Am I correct in saying that the Big Bang was not an explosion but was rather an expansion, a rapid increase in the volume of the universe?
I believe the correct description is “horrendous space kablooie”.
Well, apparently the current scientific consensus is that first of all there was a rapid increase in the volume of the universe, but that is not the Big Bang as such, it is called inflation. Then the Big Bang happened, in the space created by inflation. (I think space keeps on expanding too, but nearly as fast as it did in the inflation stage.)
I don’t claim to really understand this stuff, but it appears from that as though the Big Bang may have been more explosion-like than you might have thought (depending on your definition of explosion, I guess).
Isn’t an explosion just a rapid expansion, anyway?
Well, inflation, apparently, is just an expansion of space, and is very cold, whereas the Big Bang proper involves matter and energy, and is very hot. The latter seems much more like your typical explosion.
Relative to the previous state, explosion might be okay to say. For getting one’s brain around what happened, saying it was and explosion or 'BANG" just defines it in terms that are too simplistic… and draws a picture for most people that isn’t very accurate.
[quote=“njtt, post:3, topic:527658”]
Well, apparently the current scientific consensus is that first of all there was a rapid increase in the volume of the universe, but that is not the Big Bang as such, it is called inflation. Then the Big Bang happened, in the space created by inflation. (I think space keeps on expanding too, but nearly as fast as it did in the inflation stage.)
Those blog posts use “Big Bang” in a way I’ve never heard anyone else use it. When most physicists and cosmologists refer to the “Big Bang”, they mean the “moment of creation”; in other words, if you “run the film backwards”, the Big Bang is the moment when the Universe becomes infinitely hot and dense. Inflation happened very shortly (about 10[sup]-36[/sup] seconds) after the Big Bang. The Wikipedia article on inflation uses this more common nomenclature.
There was supposed to be a horrendous space kablooie!
No. there wasn’t. the Primordal Pre-Universe creature was supposed to cover his mouth before he sneezed.

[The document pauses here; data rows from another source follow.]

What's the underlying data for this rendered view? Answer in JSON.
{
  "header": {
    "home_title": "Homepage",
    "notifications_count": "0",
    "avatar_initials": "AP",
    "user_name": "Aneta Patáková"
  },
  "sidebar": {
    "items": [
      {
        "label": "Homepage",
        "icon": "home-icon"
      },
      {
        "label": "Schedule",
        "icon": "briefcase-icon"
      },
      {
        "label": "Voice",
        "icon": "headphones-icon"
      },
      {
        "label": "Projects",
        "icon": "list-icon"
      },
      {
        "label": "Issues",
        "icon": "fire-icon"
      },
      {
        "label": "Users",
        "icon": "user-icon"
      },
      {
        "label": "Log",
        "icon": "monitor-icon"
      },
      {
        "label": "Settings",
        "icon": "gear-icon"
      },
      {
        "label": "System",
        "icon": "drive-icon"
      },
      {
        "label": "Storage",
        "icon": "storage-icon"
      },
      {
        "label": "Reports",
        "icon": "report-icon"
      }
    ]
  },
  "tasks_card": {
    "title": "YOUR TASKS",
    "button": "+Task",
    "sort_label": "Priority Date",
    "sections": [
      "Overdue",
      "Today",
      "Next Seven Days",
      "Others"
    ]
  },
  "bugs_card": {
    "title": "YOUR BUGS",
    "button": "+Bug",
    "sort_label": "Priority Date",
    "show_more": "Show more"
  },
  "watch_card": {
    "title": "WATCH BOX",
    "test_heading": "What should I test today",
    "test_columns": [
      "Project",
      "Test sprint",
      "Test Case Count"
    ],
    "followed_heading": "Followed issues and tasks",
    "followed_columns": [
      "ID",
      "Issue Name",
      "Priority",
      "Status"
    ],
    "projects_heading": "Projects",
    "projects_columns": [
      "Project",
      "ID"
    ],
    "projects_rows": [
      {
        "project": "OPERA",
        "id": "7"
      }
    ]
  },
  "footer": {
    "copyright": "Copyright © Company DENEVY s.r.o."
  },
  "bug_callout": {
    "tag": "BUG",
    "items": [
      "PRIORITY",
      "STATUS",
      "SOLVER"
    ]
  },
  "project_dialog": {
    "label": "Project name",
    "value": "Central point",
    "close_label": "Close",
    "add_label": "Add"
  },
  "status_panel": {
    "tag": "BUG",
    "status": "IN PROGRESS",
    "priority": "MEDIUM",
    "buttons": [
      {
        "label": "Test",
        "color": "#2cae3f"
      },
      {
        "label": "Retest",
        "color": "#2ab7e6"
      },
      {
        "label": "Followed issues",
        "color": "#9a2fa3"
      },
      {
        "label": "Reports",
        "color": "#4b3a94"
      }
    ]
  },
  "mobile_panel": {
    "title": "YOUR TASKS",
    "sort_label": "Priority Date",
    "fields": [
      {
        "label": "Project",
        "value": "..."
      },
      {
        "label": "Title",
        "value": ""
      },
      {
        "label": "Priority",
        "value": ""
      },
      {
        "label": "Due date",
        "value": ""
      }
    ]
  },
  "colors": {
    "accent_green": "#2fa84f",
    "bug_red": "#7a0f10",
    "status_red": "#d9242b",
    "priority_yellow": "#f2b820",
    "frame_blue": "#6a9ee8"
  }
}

His/her mom scolded him/her severely.
Well, it was news to me too, but the posts are very recent and by an actual astrophysicist who is clearly being quite deliberate in the way he is using these terms. And it is not just some random blog that someone thought they would start. Not just anybody can be on Scienceblogs, it is by invitation only, I believe. I would venture to suggest that these posts probably reflect the latest informed consensus on the subject. What Wikipedia says, or what people may have read in some popularizing work or other is far more likely to be either outdated or misleadingly oversimplified (or both)
IMO Big Bang is not a very accurate description since it suggests the event was mainly about sound.
I’ve seen the term “Big Bang” refer to either the single moment at t = 0, or to the entire process of expansion of the Universe, which is still going on today. In neither sense is it really accurate to say that inflation happened, then the Big Bang.
You’re thinking of the Great Green Arkleseizure. That theory has long since been discredited.
I was just reading in a book (5 Ages of the Universe) that in the Universe’s first few minutes it expanded from pretty much nothing to an estimated 20 billion light years diameter.
That’s some bang!
Honestly, it makes sense that “Big Bang” is a poor name for the theory - it was first used by people opposed to the theory who were trying to belittle it. The problem is that the term got stuck regardless of its accuracy.
(And, really, it’s not half bad as catchy names go for complex scientific concepts. Especially compared to, say, chromodynamics and quarks.)